A: I’m not pretending. You were perfect. The Nick I saw on TV, that’s the Nick I fell in love with.

N: You do know I was just telling you what you wanted to hear, right?

A: That’s how well you know me. You know me in your marrow.

Will similarly tells Hannibal what he wants to hear. Not expecting Hannibal to believe him, but to demonstrate to Hannibal that Will knows what he wants to hear. To prove that Will has figured Hannibal out. For someone who thinks as highly of himself as Hannibal, this in itself is an impressive feat. A feat that earns Will the opportunity to escape the trap Hannibal has set for him. A worthy opponent is hard for the gentleman cannibal to find. Hannibal would rather keep Will around, at least a little while longer, going so far as to kill both the judge at Will’s trial and Beverly Katz to make it happen. 

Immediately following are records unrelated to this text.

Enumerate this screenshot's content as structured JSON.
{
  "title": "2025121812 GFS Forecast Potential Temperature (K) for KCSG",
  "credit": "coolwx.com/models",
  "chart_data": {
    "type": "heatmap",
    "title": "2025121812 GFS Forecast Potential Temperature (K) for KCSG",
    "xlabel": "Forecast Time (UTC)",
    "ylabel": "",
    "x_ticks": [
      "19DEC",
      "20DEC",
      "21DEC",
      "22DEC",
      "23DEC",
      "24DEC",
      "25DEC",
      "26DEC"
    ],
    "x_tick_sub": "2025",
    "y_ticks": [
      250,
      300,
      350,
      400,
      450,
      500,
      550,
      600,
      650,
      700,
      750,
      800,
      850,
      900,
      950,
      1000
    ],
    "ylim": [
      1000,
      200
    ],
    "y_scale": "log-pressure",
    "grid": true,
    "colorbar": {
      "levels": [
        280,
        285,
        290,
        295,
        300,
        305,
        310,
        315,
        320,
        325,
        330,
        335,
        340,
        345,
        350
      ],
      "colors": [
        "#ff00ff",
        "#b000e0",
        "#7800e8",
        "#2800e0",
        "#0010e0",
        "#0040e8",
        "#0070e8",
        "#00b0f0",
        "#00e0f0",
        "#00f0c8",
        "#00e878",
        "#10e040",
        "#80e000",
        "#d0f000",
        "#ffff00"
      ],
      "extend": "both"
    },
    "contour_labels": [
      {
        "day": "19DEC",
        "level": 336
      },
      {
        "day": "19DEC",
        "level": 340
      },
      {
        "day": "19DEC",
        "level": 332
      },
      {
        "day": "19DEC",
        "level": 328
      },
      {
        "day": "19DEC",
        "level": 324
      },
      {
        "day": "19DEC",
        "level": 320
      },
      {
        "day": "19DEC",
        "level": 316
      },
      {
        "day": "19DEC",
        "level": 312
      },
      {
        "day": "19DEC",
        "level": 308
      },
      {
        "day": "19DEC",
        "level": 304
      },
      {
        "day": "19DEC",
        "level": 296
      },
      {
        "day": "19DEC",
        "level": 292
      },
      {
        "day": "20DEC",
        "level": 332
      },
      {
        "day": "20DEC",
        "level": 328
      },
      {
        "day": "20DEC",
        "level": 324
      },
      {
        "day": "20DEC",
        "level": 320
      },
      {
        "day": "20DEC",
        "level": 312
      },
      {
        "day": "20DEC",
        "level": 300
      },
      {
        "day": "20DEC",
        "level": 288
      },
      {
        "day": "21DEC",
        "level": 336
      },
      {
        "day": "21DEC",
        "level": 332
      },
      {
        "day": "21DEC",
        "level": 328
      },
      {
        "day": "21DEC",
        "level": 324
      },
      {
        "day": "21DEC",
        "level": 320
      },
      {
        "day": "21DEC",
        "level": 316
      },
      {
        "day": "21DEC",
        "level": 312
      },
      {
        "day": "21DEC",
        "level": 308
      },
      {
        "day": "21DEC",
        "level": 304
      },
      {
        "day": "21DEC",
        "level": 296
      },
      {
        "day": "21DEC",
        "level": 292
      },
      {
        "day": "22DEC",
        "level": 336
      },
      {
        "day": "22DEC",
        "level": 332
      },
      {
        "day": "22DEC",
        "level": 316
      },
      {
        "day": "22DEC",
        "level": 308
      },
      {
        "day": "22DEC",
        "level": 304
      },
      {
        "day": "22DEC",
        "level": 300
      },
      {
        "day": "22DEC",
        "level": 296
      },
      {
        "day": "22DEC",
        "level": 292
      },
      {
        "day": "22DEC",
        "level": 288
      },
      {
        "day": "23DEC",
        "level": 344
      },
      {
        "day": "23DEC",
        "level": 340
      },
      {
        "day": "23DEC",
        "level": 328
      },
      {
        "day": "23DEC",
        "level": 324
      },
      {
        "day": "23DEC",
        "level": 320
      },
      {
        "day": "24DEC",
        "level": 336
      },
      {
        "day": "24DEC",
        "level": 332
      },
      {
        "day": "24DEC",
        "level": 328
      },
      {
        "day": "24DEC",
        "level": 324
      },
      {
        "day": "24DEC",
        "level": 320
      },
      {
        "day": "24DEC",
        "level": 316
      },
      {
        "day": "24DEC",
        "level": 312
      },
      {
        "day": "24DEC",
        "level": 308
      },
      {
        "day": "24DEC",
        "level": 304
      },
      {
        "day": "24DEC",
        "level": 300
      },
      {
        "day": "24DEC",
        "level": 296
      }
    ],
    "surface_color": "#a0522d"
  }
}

Like Hannibal, Amy seeks a worthy opponent. In the final moments of the film, she informs Nick that she is pregnant—the final twist in the Nick and Amy story that solidifies them as the perfect couple. Nick is, in a word, enraged.

N: You fucking cunt!

A: I’m the cunt you married. The only time you liked yourself was when you were trying to be someone this cunt would like. I’m not a quitter. I’m that cunt. I’ve killed for you. Who else can say that? You think you’d be happy with a nice Midwestern girl? No way, baby. I’m it.

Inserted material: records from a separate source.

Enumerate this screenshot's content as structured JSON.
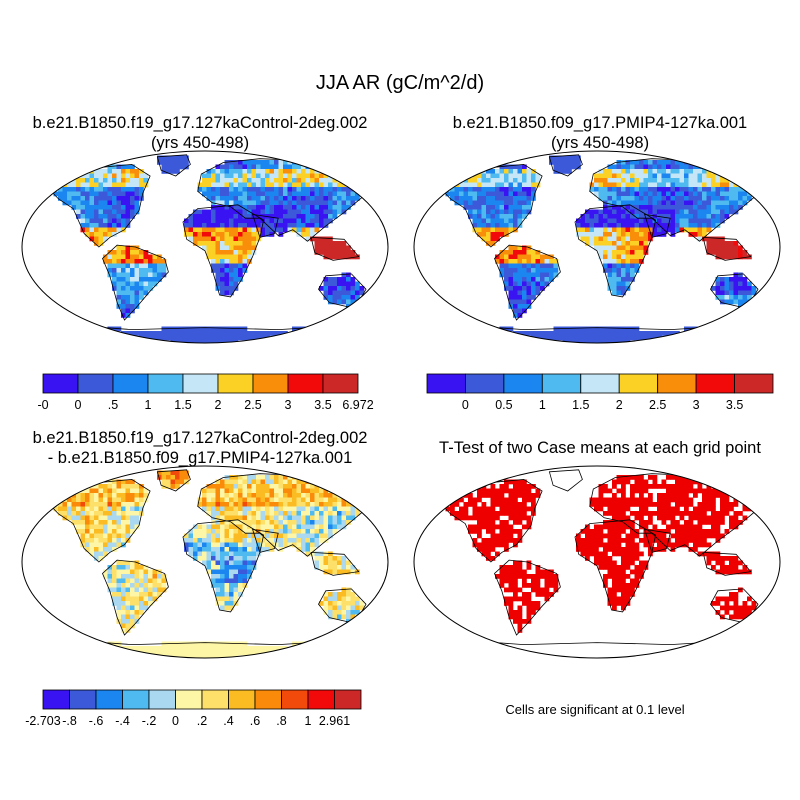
{
  "figure": {
    "title": "JJA AR (gC/m^2/d)",
    "note": "Cells are significant at 0.1 level"
  },
  "chart_data": [
    {
      "type": "heatmap",
      "title": "b.e21.B1850.f19_g17.127kaControl-2deg.002",
      "subtitle": "(yrs 450-498)",
      "colorbar": {
        "labels": [
          "-0",
          "0",
          ".5",
          "1",
          "1.5",
          "2",
          "2.5",
          "3",
          "3.5",
          "6.972"
        ],
        "colors": [
          "#3a13f2",
          "#3b59d9",
          "#1b86f0",
          "#4fbaf0",
          "#c5e6f6",
          "#fbd126",
          "#f98e0a",
          "#f20a0a",
          "#cc2828"
        ]
      }
    },
    {
      "type": "heatmap",
      "title": "b.e21.B1850.f09_g17.PMIP4-127ka.001",
      "subtitle": "(yrs 450-498)",
      "colorbar": {
        "labels": [
          "0",
          "0.5",
          "1",
          "1.5",
          "2",
          "2.5",
          "3",
          "3.5"
        ],
        "colors": [
          "#3a13f2",
          "#3b59d9",
          "#1b86f0",
          "#4fbaf0",
          "#c5e6f6",
          "#fbd126",
          "#f98e0a",
          "#f20a0a",
          "#cc2828"
        ]
      }
    },
    {
      "type": "heatmap",
      "title": "b.e21.B1850.f19_g17.127kaControl-2deg.002",
      "subtitle": "- b.e21.B1850.f09_g17.PMIP4-127ka.001",
      "colorbar": {
        "labels": [
          "-2.703",
          "-.8",
          "-.6",
          "-.4",
          "-.2",
          "0",
          ".2",
          ".4",
          ".6",
          ".8",
          "1",
          "2.961"
        ],
        "colors": [
          "#3a13f2",
          "#3b59d9",
          "#1b86f0",
          "#4fbaf0",
          "#a9d8f0",
          "#fdf6a6",
          "#fde06a",
          "#fbbb22",
          "#f98a0a",
          "#f24a0a",
          "#f20a0a",
          "#cc2828"
        ]
      }
    },
    {
      "type": "heatmap",
      "title": "T-Test of two Case means at each grid point",
      "subtitle": "",
      "colorbar": null,
      "significance_color": "#ee0000"
    }
  ]
}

N: Fuck! You’re delusional! I mean, you’re insane! Why would you even want this? Yes, I loved you, and then all we did was resent each other and try to control each other and cause each other pain.

A: That’s marriage.

And like Will, despite his protestations, Nick ultimately wants in too. When Nick tells his twin sister Margot that he intends to stay with Amy—to raise a child with Amy—despite the fact that she’s a psychopath who framed him for murder, she calls bullshit on his given reason of parental responsibility. “You want to stay,” she realizes, in tears. “You want to stay with her. You’re breaking my heart.” 

In season three’s “Apertivo,” Jack will come to Will and ask why he calls Hannibal in “Mizumono” and tells him that the FBI knows Hannibal is the Chesapeake Ripper and plans to arrest him. “Because he was my friend,” Will tentatively responds. “And because I wanted to run away with him.”